Comments from Frankston, Reed, and Friends
Wednesday, June 30, 2004
BobF at 11:47 PM [url]:
Project MAC: Man-Machine Symbiosis
Today many of the ideas pioneered Multics are still evident in its offspring - Unix and Windows. The reunion was an opportunity to reminisce and see how the ideas have fared. While I enjoyed the talks on the technical legacy of Multics we shouldn't forget that that purpose of Multics was to create an information utility.
The reason Multics has had such an impact on computing is that it was designed to give normal people the ability to use computing as a fundamental resource rather just use them as gadgets.
Project MAC was created in the 1960's as a multidisciplinary laboratory. JCR Licklider, an acoustic psychologist was one of the founders. He was also instrumental in funding the Arpanet which was the predecessor of the Internet - Project MAC (later renamed Laboratory for Computer Science and is now CSAIL) was a key participant in both of these efforts. Though "MAC" itself was not an acronym, it can be considered to stand for "Machine Aided Cognition" or "Man and Computers".
In the 1960's computers were very expensive and inaccessible. In order to give (normal) people access to computing it was necessary to have them share computers. Multics went a step further than this and took advantage of the sharing to create collaborative environment.
Multics was designed from the start as a highly secure computing environment. This was important to the military but it was necessary for collaboration. The goal was to create an environment that the users could trust enough to use their working environment.
In order to be able to trust the system you have to have confidence that the system understands your intent. Who can read which files and who can make changes. In Multics you simply needed to look at a file's access list. In today's systems you can't quite be sure because there are so many different paths and the systems don't make it easy to look at the rules.
Multics was constantly refined to make it understandable. Confusing or risky features were fixed or eliminated. The system itself continuously backed up files so you could feel confident that your files wouldn't get lost.

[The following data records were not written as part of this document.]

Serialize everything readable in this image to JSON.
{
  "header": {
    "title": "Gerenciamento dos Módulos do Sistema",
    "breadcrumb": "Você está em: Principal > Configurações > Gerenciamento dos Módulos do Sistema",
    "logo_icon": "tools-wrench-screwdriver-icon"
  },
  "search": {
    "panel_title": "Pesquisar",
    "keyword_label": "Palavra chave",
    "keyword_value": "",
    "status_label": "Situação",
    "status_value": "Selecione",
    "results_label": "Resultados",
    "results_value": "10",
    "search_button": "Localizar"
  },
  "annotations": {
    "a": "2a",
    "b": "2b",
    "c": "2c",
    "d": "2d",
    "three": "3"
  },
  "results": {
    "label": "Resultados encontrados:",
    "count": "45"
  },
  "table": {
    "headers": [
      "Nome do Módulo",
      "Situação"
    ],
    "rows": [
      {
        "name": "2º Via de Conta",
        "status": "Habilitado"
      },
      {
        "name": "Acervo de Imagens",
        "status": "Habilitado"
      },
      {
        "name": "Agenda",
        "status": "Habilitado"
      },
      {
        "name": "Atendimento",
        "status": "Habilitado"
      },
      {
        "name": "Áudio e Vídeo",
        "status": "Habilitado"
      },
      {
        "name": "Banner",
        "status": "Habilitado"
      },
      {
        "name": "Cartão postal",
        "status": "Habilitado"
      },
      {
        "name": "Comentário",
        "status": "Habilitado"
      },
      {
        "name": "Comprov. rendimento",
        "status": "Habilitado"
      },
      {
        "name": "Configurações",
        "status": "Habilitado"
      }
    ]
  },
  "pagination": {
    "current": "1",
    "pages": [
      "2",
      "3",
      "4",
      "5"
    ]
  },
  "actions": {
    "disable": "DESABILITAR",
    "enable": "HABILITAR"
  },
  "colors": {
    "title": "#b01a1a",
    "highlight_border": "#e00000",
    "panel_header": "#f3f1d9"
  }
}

Multics didn't make a strong distinction between developers and users - the system allowed anyone to create new programs and services. Users trusted the system but they didn't have to trust each other. You need protection from well-meaning users as well as malicious ones. In fact, you need protection from your own mistakes.
It was an information utility that delivered computation as other utilities deliver electric power. The user defined the applications.
Today's personal computers are children of Multics. The systems are far more capable but something has gotten lost in translation.
Instead of earning our trust, today's systems require unbounded trust and confuse security with isolation. We have an asymmetric model of user experience - how do we make computers seem cute and cuddly rather than nurturing a symmetric relationships in which all participants learn and evolve.
We have good reason to distrust our computers - the systems are too complex and thus unpredictable. The complexity makes it difficulty for us to feel comfortable that the systems are doing what we intend and they provide numerous opportunities for others to subvert our intent.
The goals of Project MAC are even more pertinent today than they were when were working on Multics. We are living in a connected computing society yet act as if we are simply bystanders entranced by gadgets and at the mercy of systems beyond our control. We cower behind firewalls instead of embracing the possibilities.
How can we revive the vision of Man<->Machine symbiosis and give people the ability to be engaged rather than just being observers with little choice beyond what ring tone to buy for our cell phones? We find increased efforts for certification rather than getting the ability to make our own informed choices.
Just to cite one technology example: Microsoft now has a program for certifying device drivers because of the problems caused by bad drivers. Rather than making it more difficult to support devices Microsoft should create a safer environment for drivers. The current driver architecture made sense on the slow computers of the early 1960's but today we must emphasize resilience and flexibility rather than requiring that every element of the computing environment work perfectly. If I buy a new scanner I should be able to put it on my network rather than having to modify my operating system by installing a special driver which has the ability to crash my system - or worse.
If I don't understand what is happening with my computing systems then I can't solve my own problem. Millions of people are at the mercy of the operating system providers for protection against those who exploit the vulnerabilities hidden within this complexity.
Computers can act as our agents and leverage our creativity. This was the vision of Project MAC. It's a vision that has been lost amidst the glitter of gadgets and the fear of the shadows lurking in our inscrutable computing systems.